Harburger Notizblätter

1926 beauftragte der Verband der Israelitischen Kultusgemeinden in Bayern den Kunsthistoriker Theodor Harburger (1887–1949), die in bayerischen Synagogen befindlichen Ritualobjekte zu inventarisieren. Bis 1932 besuchte Harburger 213 Synagogen und dokumentierte auf über 2.000 eng beschriebenen Seiten Ritualgegenstände, Synagogaltextilien und weitere Ausstattungsgegenstände sowie Objekte des häuslichen Gebrauchs aus rund 90 Privatsammlungen. Insgesamt erfasste Harburger mehrere tausend Objekte, von denen er rund 800 fotografierte.

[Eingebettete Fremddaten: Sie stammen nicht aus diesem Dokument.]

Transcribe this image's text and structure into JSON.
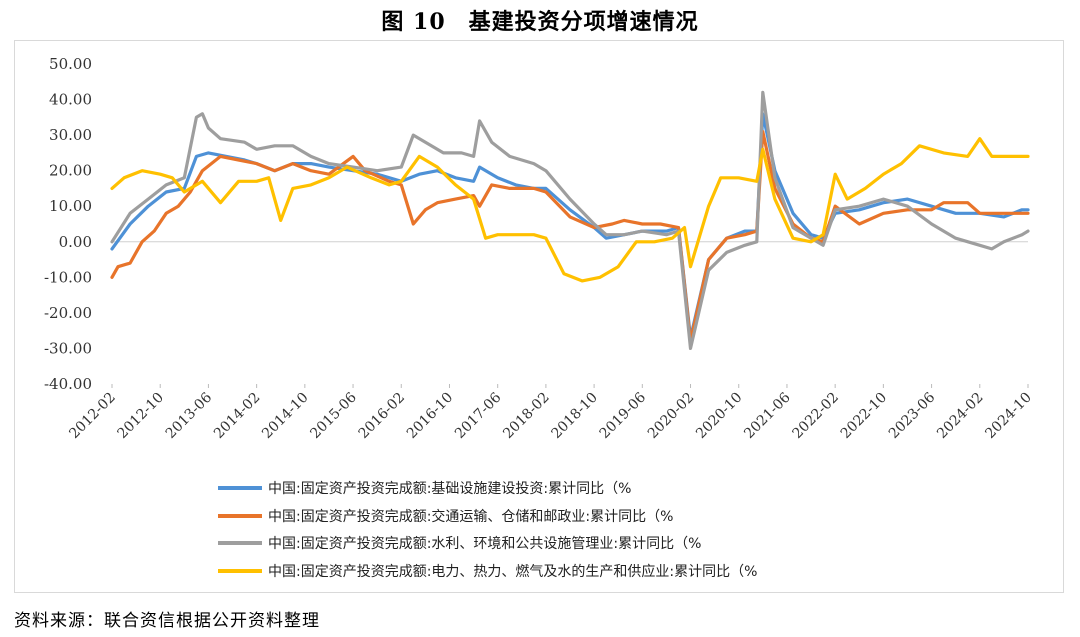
{
  "figure": {
    "title": "图 10　基建投资分项增速情况",
    "source": "资料来源：联合资信根据公开资料整理"
  },
  "chart_data": {
    "type": "line",
    "title": "图 10　基建投资分项增速情况",
    "xlabel": "",
    "ylabel": "",
    "ylim": [
      -40,
      50
    ],
    "yticks": [
      50,
      40,
      30,
      20,
      10,
      0,
      -10,
      -20,
      -30,
      -40
    ],
    "ytick_labels": [
      "50.00",
      "40.00",
      "30.00",
      "20.00",
      "10.00",
      "0.00",
      "-10.00",
      "-20.00",
      "-30.00",
      "-40.00"
    ],
    "x_start": "2012-02",
    "x_end": "2024-10",
    "x_tick_labels": [
      "2012-02",
      "2012-10",
      "2013-06",
      "2014-02",
      "2014-10",
      "2015-06",
      "2016-02",
      "2016-10",
      "2017-06",
      "2018-02",
      "2018-10",
      "2019-06",
      "2020-02",
      "2020-10",
      "2021-06",
      "2022-02",
      "2022-10",
      "2023-06",
      "2024-02",
      "2024-10"
    ],
    "grid": false,
    "legend": "bottom",
    "series": [
      {
        "name": "中国:固定资产投资完成额:基础设施建设投资:累计同比（%",
        "color": "#4e91d6",
        "points": [
          [
            "2012-02",
            -2
          ],
          [
            "2012-05",
            5
          ],
          [
            "2012-08",
            10
          ],
          [
            "2012-11",
            14
          ],
          [
            "2013-02",
            15
          ],
          [
            "2013-04",
            24
          ],
          [
            "2013-06",
            25
          ],
          [
            "2013-09",
            24
          ],
          [
            "2013-12",
            23
          ],
          [
            "2014-02",
            22
          ],
          [
            "2014-05",
            20
          ],
          [
            "2014-08",
            22
          ],
          [
            "2014-11",
            22
          ],
          [
            "2015-02",
            21
          ],
          [
            "2015-06",
            20
          ],
          [
            "2015-10",
            19
          ],
          [
            "2016-02",
            17
          ],
          [
            "2016-05",
            19
          ],
          [
            "2016-08",
            20
          ],
          [
            "2016-11",
            18
          ],
          [
            "2017-02",
            17
          ],
          [
            "2017-03",
            21
          ],
          [
            "2017-06",
            18
          ],
          [
            "2017-09",
            16
          ],
          [
            "2017-12",
            15
          ],
          [
            "2018-02",
            15
          ],
          [
            "2018-06",
            9
          ],
          [
            "2018-10",
            4
          ],
          [
            "2018-12",
            1
          ],
          [
            "2019-03",
            2
          ],
          [
            "2019-06",
            3
          ],
          [
            "2019-10",
            3
          ],
          [
            "2019-12",
            4
          ],
          [
            "2020-02",
            -27
          ],
          [
            "2020-05",
            -5
          ],
          [
            "2020-08",
            1
          ],
          [
            "2020-11",
            3
          ],
          [
            "2021-01",
            3
          ],
          [
            "2021-02",
            36
          ],
          [
            "2021-04",
            20
          ],
          [
            "2021-07",
            8
          ],
          [
            "2021-10",
            2
          ],
          [
            "2021-12",
            1
          ],
          [
            "2022-02",
            8
          ],
          [
            "2022-06",
            9
          ],
          [
            "2022-10",
            11
          ],
          [
            "2023-02",
            12
          ],
          [
            "2023-06",
            10
          ],
          [
            "2023-10",
            8
          ],
          [
            "2024-02",
            8
          ],
          [
            "2024-06",
            7
          ],
          [
            "2024-09",
            9
          ],
          [
            "2024-10",
            9
          ]
        ]
      },
      {
        "name": "中国:固定资产投资完成额:交通运输、仓储和邮政业:累计同比（%",
        "color": "#e8742a",
        "points": [
          [
            "2012-02",
            -10
          ],
          [
            "2012-03",
            -7
          ],
          [
            "2012-05",
            -6
          ],
          [
            "2012-07",
            0
          ],
          [
            "2012-09",
            3
          ],
          [
            "2012-11",
            8
          ],
          [
            "2013-01",
            10
          ],
          [
            "2013-03",
            14
          ],
          [
            "2013-05",
            20
          ],
          [
            "2013-08",
            24
          ],
          [
            "2013-11",
            23
          ],
          [
            "2014-02",
            22
          ],
          [
            "2014-05",
            20
          ],
          [
            "2014-08",
            22
          ],
          [
            "2014-11",
            20
          ],
          [
            "2015-02",
            19
          ],
          [
            "2015-06",
            24
          ],
          [
            "2015-08",
            20
          ],
          [
            "2015-12",
            17
          ],
          [
            "2016-02",
            16
          ],
          [
            "2016-04",
            5
          ],
          [
            "2016-06",
            9
          ],
          [
            "2016-08",
            11
          ],
          [
            "2016-11",
            12
          ],
          [
            "2017-02",
            13
          ],
          [
            "2017-03",
            10
          ],
          [
            "2017-05",
            16
          ],
          [
            "2017-08",
            15
          ],
          [
            "2017-12",
            15
          ],
          [
            "2018-02",
            14
          ],
          [
            "2018-06",
            7
          ],
          [
            "2018-10",
            4
          ],
          [
            "2019-01",
            5
          ],
          [
            "2019-03",
            6
          ],
          [
            "2019-06",
            5
          ],
          [
            "2019-09",
            5
          ],
          [
            "2019-12",
            4
          ],
          [
            "2020-02",
            -28
          ],
          [
            "2020-05",
            -5
          ],
          [
            "2020-08",
            1
          ],
          [
            "2020-11",
            2
          ],
          [
            "2021-01",
            3
          ],
          [
            "2021-02",
            31
          ],
          [
            "2021-04",
            15
          ],
          [
            "2021-07",
            5
          ],
          [
            "2021-10",
            1
          ],
          [
            "2021-12",
            0
          ],
          [
            "2022-02",
            10
          ],
          [
            "2022-06",
            5
          ],
          [
            "2022-10",
            8
          ],
          [
            "2023-02",
            9
          ],
          [
            "2023-06",
            9
          ],
          [
            "2023-08",
            11
          ],
          [
            "2023-12",
            11
          ],
          [
            "2024-02",
            8
          ],
          [
            "2024-06",
            8
          ],
          [
            "2024-10",
            8
          ]
        ]
      },
      {
        "name": "中国:固定资产投资完成额:水利、环境和公共设施管理业:累计同比（%",
        "color": "#9e9e9e",
        "points": [
          [
            "2012-02",
            0
          ],
          [
            "2012-05",
            8
          ],
          [
            "2012-08",
            12
          ],
          [
            "2012-11",
            16
          ],
          [
            "2013-02",
            18
          ],
          [
            "2013-04",
            35
          ],
          [
            "2013-05",
            36
          ],
          [
            "2013-06",
            32
          ],
          [
            "2013-08",
            29
          ],
          [
            "2013-12",
            28
          ],
          [
            "2014-02",
            26
          ],
          [
            "2014-05",
            27
          ],
          [
            "2014-08",
            27
          ],
          [
            "2014-11",
            24
          ],
          [
            "2015-02",
            22
          ],
          [
            "2015-06",
            21
          ],
          [
            "2015-10",
            20
          ],
          [
            "2016-02",
            21
          ],
          [
            "2016-04",
            30
          ],
          [
            "2016-06",
            28
          ],
          [
            "2016-09",
            25
          ],
          [
            "2016-12",
            25
          ],
          [
            "2017-02",
            24
          ],
          [
            "2017-03",
            34
          ],
          [
            "2017-05",
            28
          ],
          [
            "2017-08",
            24
          ],
          [
            "2017-12",
            22
          ],
          [
            "2018-02",
            20
          ],
          [
            "2018-06",
            12
          ],
          [
            "2018-10",
            5
          ],
          [
            "2018-12",
            2
          ],
          [
            "2019-03",
            2
          ],
          [
            "2019-06",
            3
          ],
          [
            "2019-10",
            2
          ],
          [
            "2019-12",
            3
          ],
          [
            "2020-02",
            -30
          ],
          [
            "2020-05",
            -8
          ],
          [
            "2020-08",
            -3
          ],
          [
            "2020-11",
            -1
          ],
          [
            "2021-01",
            0
          ],
          [
            "2021-02",
            42
          ],
          [
            "2021-04",
            18
          ],
          [
            "2021-07",
            4
          ],
          [
            "2021-10",
            1
          ],
          [
            "2021-12",
            -1
          ],
          [
            "2022-02",
            9
          ],
          [
            "2022-06",
            10
          ],
          [
            "2022-10",
            12
          ],
          [
            "2023-02",
            10
          ],
          [
            "2023-06",
            5
          ],
          [
            "2023-10",
            1
          ],
          [
            "2024-02",
            -1
          ],
          [
            "2024-04",
            -2
          ],
          [
            "2024-06",
            0
          ],
          [
            "2024-09",
            2
          ],
          [
            "2024-10",
            3
          ]
        ]
      },
      {
        "name": "中国:固定资产投资完成额:电力、热力、燃气及水的生产和供应业:累计同比（%",
        "color": "#ffc000",
        "points": [
          [
            "2012-02",
            15
          ],
          [
            "2012-04",
            18
          ],
          [
            "2012-07",
            20
          ],
          [
            "2012-10",
            19
          ],
          [
            "2012-12",
            18
          ],
          [
            "2013-02",
            14
          ],
          [
            "2013-05",
            17
          ],
          [
            "2013-08",
            11
          ],
          [
            "2013-11",
            17
          ],
          [
            "2014-02",
            17
          ],
          [
            "2014-04",
            18
          ],
          [
            "2014-06",
            6
          ],
          [
            "2014-08",
            15
          ],
          [
            "2014-11",
            16
          ],
          [
            "2015-02",
            18
          ],
          [
            "2015-05",
            21
          ],
          [
            "2015-09",
            18
          ],
          [
            "2015-12",
            16
          ],
          [
            "2016-02",
            17
          ],
          [
            "2016-05",
            24
          ],
          [
            "2016-08",
            21
          ],
          [
            "2016-11",
            16
          ],
          [
            "2017-02",
            12
          ],
          [
            "2017-04",
            1
          ],
          [
            "2017-06",
            2
          ],
          [
            "2017-09",
            2
          ],
          [
            "2017-12",
            2
          ],
          [
            "2018-02",
            1
          ],
          [
            "2018-05",
            -9
          ],
          [
            "2018-08",
            -11
          ],
          [
            "2018-11",
            -10
          ],
          [
            "2019-02",
            -7
          ],
          [
            "2019-05",
            0
          ],
          [
            "2019-08",
            0
          ],
          [
            "2019-11",
            1
          ],
          [
            "2020-01",
            4
          ],
          [
            "2020-02",
            -7
          ],
          [
            "2020-05",
            10
          ],
          [
            "2020-07",
            18
          ],
          [
            "2020-10",
            18
          ],
          [
            "2021-01",
            17
          ],
          [
            "2021-02",
            26
          ],
          [
            "2021-04",
            12
          ],
          [
            "2021-07",
            1
          ],
          [
            "2021-10",
            0
          ],
          [
            "2021-12",
            2
          ],
          [
            "2022-02",
            19
          ],
          [
            "2022-04",
            12
          ],
          [
            "2022-07",
            15
          ],
          [
            "2022-10",
            19
          ],
          [
            "2023-01",
            22
          ],
          [
            "2023-04",
            27
          ],
          [
            "2023-08",
            25
          ],
          [
            "2023-12",
            24
          ],
          [
            "2024-02",
            29
          ],
          [
            "2024-04",
            24
          ],
          [
            "2024-07",
            24
          ],
          [
            "2024-09",
            24
          ],
          [
            "2024-10",
            24
          ]
        ]
      }
    ]
  }
}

Die handschriftlichen Aufzeichnungen umfassen Maß- und Materialangaben, detaillierte Beschreibungen, Abschriften von hebräischen Widmungsinschriften und zeichnerische Wiedergaben von Meister- und Beschauzeichen bei Silbergegenständen.
Bisher lagen Theodor Harburgers Inventarnotizen nur in handschriftlicher Form in den Central Archives for the History of the Jewish People (CAHJP) in Jerusalem im Original und im Jüdischen Museum Fürth als Mikrofilme aus den 1990er-Jahren vor.
Die wissenschaftliche Edition und digitale Erschließung dieser Aufzeichnungen stellt Wissenschaftler*innen unterschiedlichster Sparten ebenso wie einer breiten interessierten Öffentlichkeit ein wichtiges Werkzeug zur Verfügung.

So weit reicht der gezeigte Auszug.